Am 11. April 1945 marschierte der Amerikaner in Hattorf ein. In der Nacht zuvor fuhr er schon mit Panzern die Straße Wulften - Schwiegershausen. Hattorf blieb noch bis Mittag unberührt. Mit einigen Hattorfern fuhr ich per Rad die Chaussee nach Wulften, um die Lage zu peilen. Indessen rollten mit Gedröhn die Panzer von Wulften nach Osterode. Wir waren auf der Höhe des Röder-Berges und sahen nach allen Seiten.
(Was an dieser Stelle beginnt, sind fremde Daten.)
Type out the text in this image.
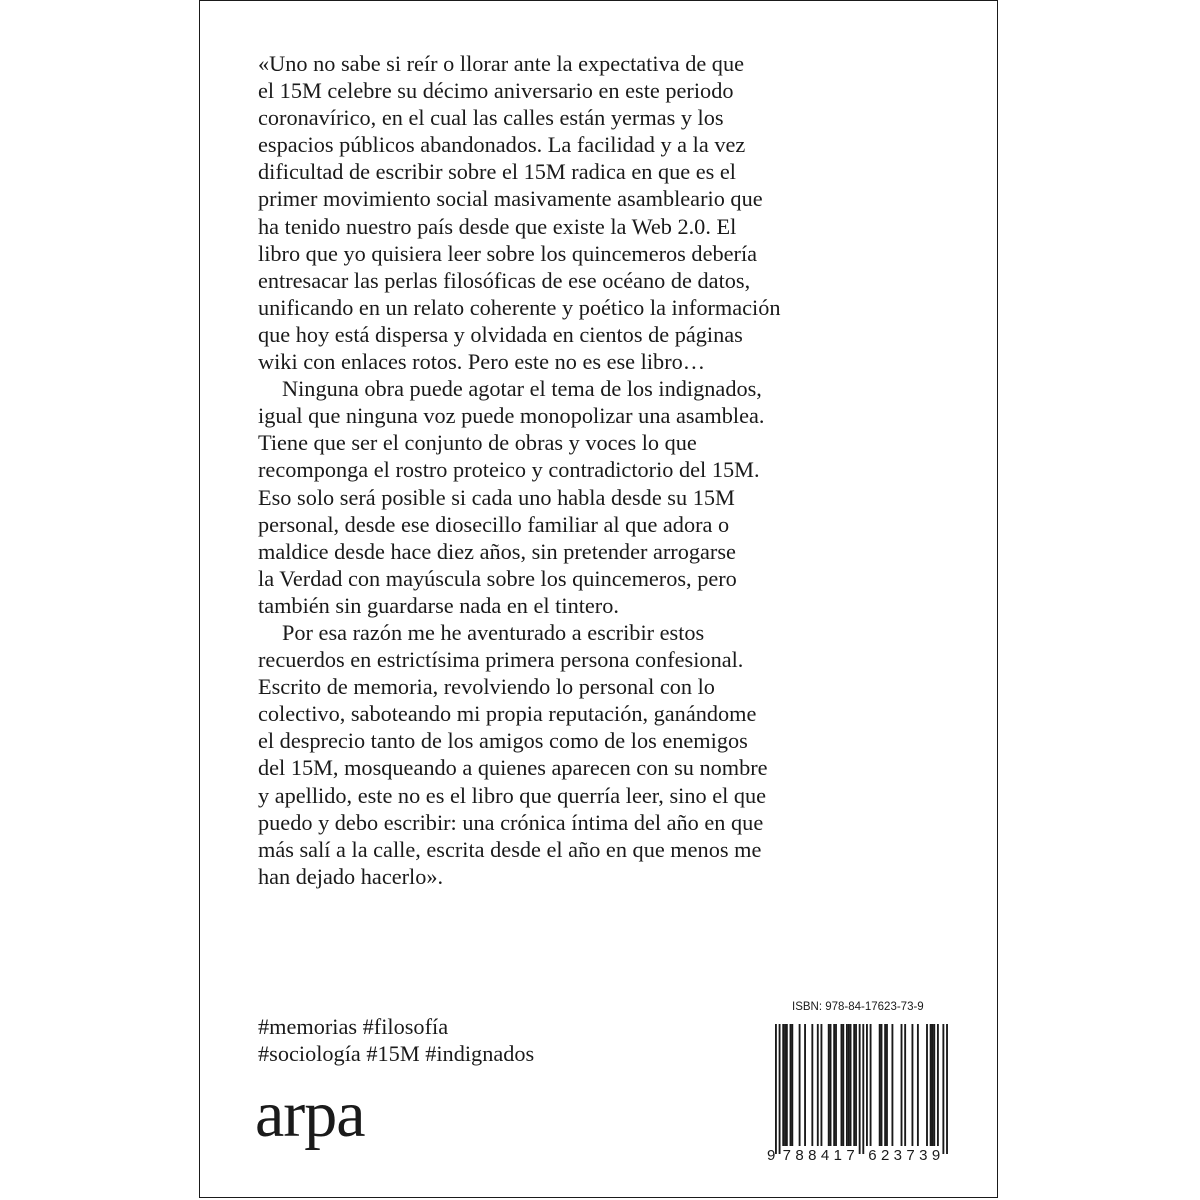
«Uno no sabe si reír o llorar ante la expectativa de que
el 15M celebre su décimo aniversario en este periodo
coronavírico, en el cual las calles están yermas y los
espacios públicos abandonados. La facilidad y a la vez
dificultad de escribir sobre el 15M radica en que es el
primer movimiento social masivamente asambleario que
ha tenido nuestro país desde que existe la Web 2.0. El
libro que yo quisiera leer sobre los quincemeros debería
entresacar las perlas filosóficas de ese océano de datos,
unificando en un relato coherente y poético la información
que hoy está dispersa y olvidada en cientos de páginas
wiki con enlaces rotos. Pero este no es ese libro…
Ninguna obra puede agotar el tema de los indignados,
igual que ninguna voz puede monopolizar una asamblea.
Tiene que ser el conjunto de obras y voces lo que
recomponga el rostro proteico y contradictorio del 15M.
Eso solo será posible si cada uno habla desde su 15M
personal, desde ese diosecillo familiar al que adora o
maldice desde hace diez años, sin pretender arrogarse
la Verdad con mayúscula sobre los quincemeros, pero
también sin guardarse nada en el tintero.
Por esa razón me he aventurado a escribir estos
recuerdos en estrictísima primera persona confesional.
Escrito de memoria, revolviendo lo personal con lo
colectivo, saboteando mi propia reputación, ganándome
el desprecio tanto de los amigos como de los enemigos
del 15M, mosqueando a quienes aparecen con su nombre
y apellido, este no es el libro que querría leer, sino el que
puedo y debo escribir: una crónica íntima del año en que
más salí a la calle, escrita desde el año en que menos me
han dejado hacerlo».
#memorias #filosofía
#sociología #15M #indignados
arpa
ISBN: 978-84-17623-73-9
9 7 8 8 4 1 7 6 2 3 7 3 9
Bei dem Erzählen hatten wir ganz den Blick nach vorne vergessen. Auf einmal stand ein Panzerspähwagen der Amerikaner etwa 30 Meter vor uns. Keiner hatte ihn gesehen. Ich sah ihn und sagte: "Da ist er!" Wir hatten unsere Räder an einen Apfelbaum gestellt, und jeder schnappte sein Rad und haute ab. Mein Bruder August war der letzte, er kriegte sein Rad nicht mehr frühzeitig genug in Ordnung, und der Amerikaner hielt sein auf den Flitzer montiertes Maschinengewehr auf ihn und fragte ihn, ob Hattorf besetzt sei. Als er das verneinte, fuhren sie wieder rückwärts davon. Als wir wieder am Dorfrand ankamen und eine Zeit verweilten, kam der erste Panzer über den Schwiegershäuser Berg. Er verweilte dort eine Zeit lang und verschwand dann wieder. Kurze Zeit später, nachdem unser eigener Panzer, der in der Lehmkuhle stand, fortgefahren war, kamen sie in Rudeln angefahren über den Schwiegershäuser Berg in die Bachstraße.

Die Hattorfer Einwohner, vor allem Franzosen und Ausländer, waren es, die den Amerikaner vor dem Orte in Empfang nahmen. Vor der Sieberbrücke wurde Halt gemacht und das ganze Dorf nach deutschen Soldaten abgesucht. Ein anderer Trupp kam zur gleichen Zeit vom Klusanger her über die Oderbrücke und tat dasselbe. In der Hattorfer Schule hatte zuvor eine Abteilung Landser übernachtet, etwa 30 Mann. Sie wurden zum größten Teil gefangengenommen und saßen in der jetzigen Herzberger Landstraße im Chausseegraben.

Auch am Nachmittag wurden alle Häuser durchsucht nach Waffen und sonstigen Gegenständen sowie nach deutschen Soldaten. Jedes Haus bekam als Zeichen der ausgeführten Durchsuchung ein Dreieck an die Tür gemalt.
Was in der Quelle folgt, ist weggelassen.